= Market microstructure =

How trading mechanisms and market design shape prices, liquidity, and transaction costs

Market microstructure is a branch of finance concerned with the details of how exchange occurs in markets. While the theory of market microstructure applies to the exchange of real or financial assets, more evidence is available on the microstructure in the financial field due to the availability of transactions data from them. The major thrust of market microstructure research examines the ways in which the working processes of a market affect determinants of transaction costs, prices, quotes, volume, and trading behavior. In the twenty-first century, innovations have allowed an expansion into the study of the impact of market microstructure on the incidence of market abuse, such as insider trading, market manipulation and broker-client conflict.

==Definition==
Maureen O'Hara defines market microstructure as "the study of the process and outcomes of exchanging assets under explicit trading rules. While much of economics abstracts from the mechanics of trading, microstructure literature analyzes how specific trading mechanisms affect the price formation process."

The National Bureau of Economic Research has a market microstructure research group that, it says, "is devoted to theoretical, empirical, and experimental research on the economics of securities markets, including the role of information in the price discovery process, the definition, measurement, control, and determinants of liquidity and transactions costs, and their implications for the efficiency, welfare, and regulation of alternative trading mechanisms and market structures".

==Issues==
Microstructure deals with issues of market structure and design, price formation and price discovery, transaction and timing cost, volatility, information and disclosure, liquidity depth, and market participant behavior. The Epps effect relates the mechanics of high frequency markets to the observed correlation dynamics.

The 1966 paper "Market Making and Reversal on the Stock Exchange", by professor and hedge fund manager Victor Niederhoffer and M.F.M. Osborne, has been credited as market microstructure studies' founding document.

===Market structure and design===
This factor focuses on the relationship between price determination and trading rules. In some markets, for instance, assets are traded primarily through dealers who keep an inventory (e.g., new cars), while other markets are facilitated primarily by brokers who act as intermediaries (e.g. housing). One of the important questions in microstructure research is how market structure affects trading costs and whether one structure is more efficient than another. Market microstructure relate the behavior of market participants, whether investors, dealers, investor admins to authority, hence microstructure is a critical factor that affects the investment decision as well as investment exit.

===Price formation and discovery===

This factor focuses on the process by which the price for an asset is determined. For example, in some markets prices are formed through an auction process (e.g. eBay), in other markets prices are negotiated (e.g., new cars) or simply posted (e.g. local supermarket) and buyers can choose to buy or not.

Mercantilism and the later quantity theory of money developed by monetary economists differed in their analysis of price behavior with regard to the stability of output. For mercantilist writers the value of money was the capital it could be exchanged for and it followed that the level was output would therefore be a function of the supply of money available to a country. Under the quantity theory of money the concept of money was more tied to its circulation, therefore output was assumed to be fixed or else, independently variable.

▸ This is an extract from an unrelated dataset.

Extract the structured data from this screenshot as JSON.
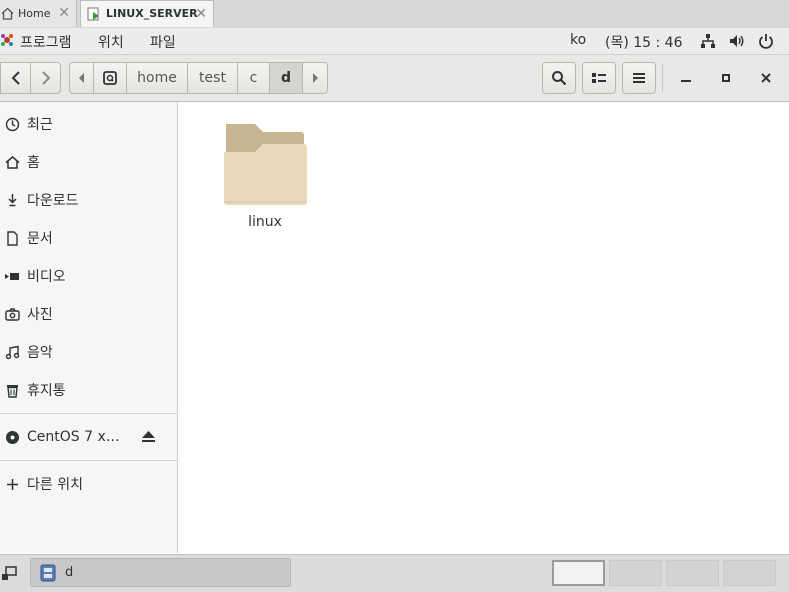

===Transaction cost and timing cost===
This factor focuses on transaction cost and timing cost and the impact of transaction cost on investment returns and execution methods. Transaction costs include order processing costs, adverse selection costs, inventory holding costs, and monopoly power. Their impact on liquidation of large portfolios has been investigated by Neil Chriss and Robert Almgren and their impact on hedging portfolios has been studied by Tianhui Li and Robert Almgren.

=== Volatility ===
This factor focuses on the tendency for prices to fluctuate. Prices may change in response to new information that affects the value of the instrument (i.e. fundamental volatility), or in response to the trading activity of impatient traders and its effect of liquidity (i.e. transitory volatility).

=== Liquidity ===
This factor focuses on the ease with which instruments can be converted into cash without affecting its market price. Liquidity is an important measure of a market's efficiency. A variety of elements affect liquidity, including tick size and function of market makers.

===Information and disclosure===
This factor focuses on the market information, and more particularly, the availability of market information among market participants, and transparency, and the impact of the information on the behavior of the market participants. Market information can include price, breadth, spread, reference data, trading volumes, liquidity or risk factors, and counterparty asset tracking, etc.